Consumers across the European Union could be given new powers to join forces to sue a business under plans announced by the European Commission today. Class action lawsuits could be publicly funded under the proposals.
The Commission's Green Paper on Consumer Collective Redress (pdf) proposes new ways of dealing with situations where large numbers of consumers have been harmed by a single trader's practice which is in breach of consumer law.
Consumer Commissioner Meglena Kuneva said that many such cases currently fall through a hole in the justice system.
“Consumers who are victims of illegal activities, such as overcharging, misleading advertising or outright scams, have a right to compensation," she said. "Currently, particularly where there are small scattered claims, this right is often theoretical because of the obstacles to exercising it in practice.
"There is a justice gap, a welfare gap and there are black holes in our redress system that is leaving consumers with nowhere to go. The present situation is clearly unsatisfactory. We must find a way to make the basic right to consumer redress a reality for more people," said Kuneva.
The green paper acknowledges the current action in the UK against banks accused of imposing excessive charges on thousands of customers whose accounts became overdrawn. It also cites an EC-led enforcement action against ring-tone sellers: around 60 per cent of websites checked had the obligatory pre-contractual information but hid it or presented it in small print. Ads that claimed to offer 'free' ring-tones resulted in unexpected payments or subscriptions, it says.
The green paper identifies barriers to effective consumer redress in terms of access, effectiveness and affordability and presents various options to close the gaps identified.
The most radical of the options for reform is a judicial collective redress procedure. The Commission says this option "should avoid elements which are said to encourage a litigation culture such as is said to exist in some non-European countries, such as punitive damages, contingency fees and other elements".
It suggests cutting the costs of action by exempting collective actions from court fees or capping legal fees. Consumer bodies could also bring actions and enjoy a share of the compensation to cover their costs, it suggests. A bank could grant a loan to cover the cost of court proceedings. "Another solution could be public funding by the Member States," it suggests.

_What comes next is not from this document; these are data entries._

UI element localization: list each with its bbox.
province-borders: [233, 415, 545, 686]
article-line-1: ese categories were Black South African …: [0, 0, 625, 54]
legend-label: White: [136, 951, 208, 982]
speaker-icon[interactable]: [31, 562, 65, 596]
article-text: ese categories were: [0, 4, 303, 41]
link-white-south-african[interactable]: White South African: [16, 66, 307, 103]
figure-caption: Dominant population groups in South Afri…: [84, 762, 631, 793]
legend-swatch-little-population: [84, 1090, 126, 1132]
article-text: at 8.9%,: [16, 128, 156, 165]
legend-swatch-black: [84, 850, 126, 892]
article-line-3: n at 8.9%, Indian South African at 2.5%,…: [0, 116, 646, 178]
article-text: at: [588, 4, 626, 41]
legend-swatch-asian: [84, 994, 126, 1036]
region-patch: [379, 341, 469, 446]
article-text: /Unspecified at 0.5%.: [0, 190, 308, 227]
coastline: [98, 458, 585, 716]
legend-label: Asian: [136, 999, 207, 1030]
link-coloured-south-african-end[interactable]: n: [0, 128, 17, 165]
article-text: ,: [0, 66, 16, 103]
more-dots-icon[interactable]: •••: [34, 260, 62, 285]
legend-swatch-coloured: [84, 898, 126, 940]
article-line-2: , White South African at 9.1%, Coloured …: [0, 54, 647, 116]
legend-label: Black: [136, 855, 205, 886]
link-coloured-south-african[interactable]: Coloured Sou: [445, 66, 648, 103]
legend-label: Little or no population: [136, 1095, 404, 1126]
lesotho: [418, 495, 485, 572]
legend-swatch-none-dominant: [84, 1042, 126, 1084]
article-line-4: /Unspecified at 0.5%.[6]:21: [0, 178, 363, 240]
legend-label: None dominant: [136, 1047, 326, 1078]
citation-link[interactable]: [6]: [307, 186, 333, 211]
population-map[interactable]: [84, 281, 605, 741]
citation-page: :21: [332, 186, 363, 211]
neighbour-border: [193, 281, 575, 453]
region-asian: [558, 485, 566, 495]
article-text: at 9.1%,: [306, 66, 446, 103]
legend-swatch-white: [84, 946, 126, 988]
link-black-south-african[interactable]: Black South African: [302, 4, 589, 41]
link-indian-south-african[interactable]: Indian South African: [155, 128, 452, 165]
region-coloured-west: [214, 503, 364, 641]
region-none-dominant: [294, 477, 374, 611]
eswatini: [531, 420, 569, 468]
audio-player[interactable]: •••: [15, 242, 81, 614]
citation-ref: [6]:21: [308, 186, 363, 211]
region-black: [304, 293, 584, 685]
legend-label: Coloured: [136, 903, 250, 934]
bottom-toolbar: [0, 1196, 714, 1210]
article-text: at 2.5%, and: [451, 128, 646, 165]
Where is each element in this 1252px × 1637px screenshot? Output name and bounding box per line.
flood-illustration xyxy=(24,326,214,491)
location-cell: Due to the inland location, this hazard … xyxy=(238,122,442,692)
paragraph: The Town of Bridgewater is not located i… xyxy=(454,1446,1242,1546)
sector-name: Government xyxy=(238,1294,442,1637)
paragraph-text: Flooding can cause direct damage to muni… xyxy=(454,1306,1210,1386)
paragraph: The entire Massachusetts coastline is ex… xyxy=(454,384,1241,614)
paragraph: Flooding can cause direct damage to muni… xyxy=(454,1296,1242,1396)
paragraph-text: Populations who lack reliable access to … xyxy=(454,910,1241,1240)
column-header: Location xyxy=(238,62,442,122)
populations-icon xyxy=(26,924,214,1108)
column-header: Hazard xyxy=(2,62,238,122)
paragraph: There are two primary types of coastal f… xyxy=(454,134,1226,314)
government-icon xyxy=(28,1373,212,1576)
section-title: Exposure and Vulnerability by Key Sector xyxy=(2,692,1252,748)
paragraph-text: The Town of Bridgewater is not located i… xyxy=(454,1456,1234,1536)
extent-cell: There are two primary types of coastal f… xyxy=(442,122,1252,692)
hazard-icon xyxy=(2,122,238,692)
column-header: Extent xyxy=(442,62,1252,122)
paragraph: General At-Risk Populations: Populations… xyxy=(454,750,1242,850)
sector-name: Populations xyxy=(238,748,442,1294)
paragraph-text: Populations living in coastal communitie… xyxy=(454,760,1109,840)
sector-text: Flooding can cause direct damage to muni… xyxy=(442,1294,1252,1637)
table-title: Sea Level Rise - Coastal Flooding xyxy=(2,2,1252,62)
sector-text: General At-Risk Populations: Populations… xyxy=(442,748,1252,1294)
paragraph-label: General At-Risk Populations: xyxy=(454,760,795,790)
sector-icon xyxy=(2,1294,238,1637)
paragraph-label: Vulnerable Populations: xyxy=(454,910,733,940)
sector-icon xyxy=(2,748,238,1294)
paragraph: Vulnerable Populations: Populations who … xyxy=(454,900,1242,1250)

The green paper excludes collective redress for victims of competition law infringements, which is the subject of a previously-published white paper.
Reforms to restrictions on class actions in England and Wales were proposed in July. Following an investigation of current procedures, the Civil Justice Council reported that more class actions in English courts would benefit consumers, small businesses and employees.
Comments on the green paper can be submitted until 1 March 2009.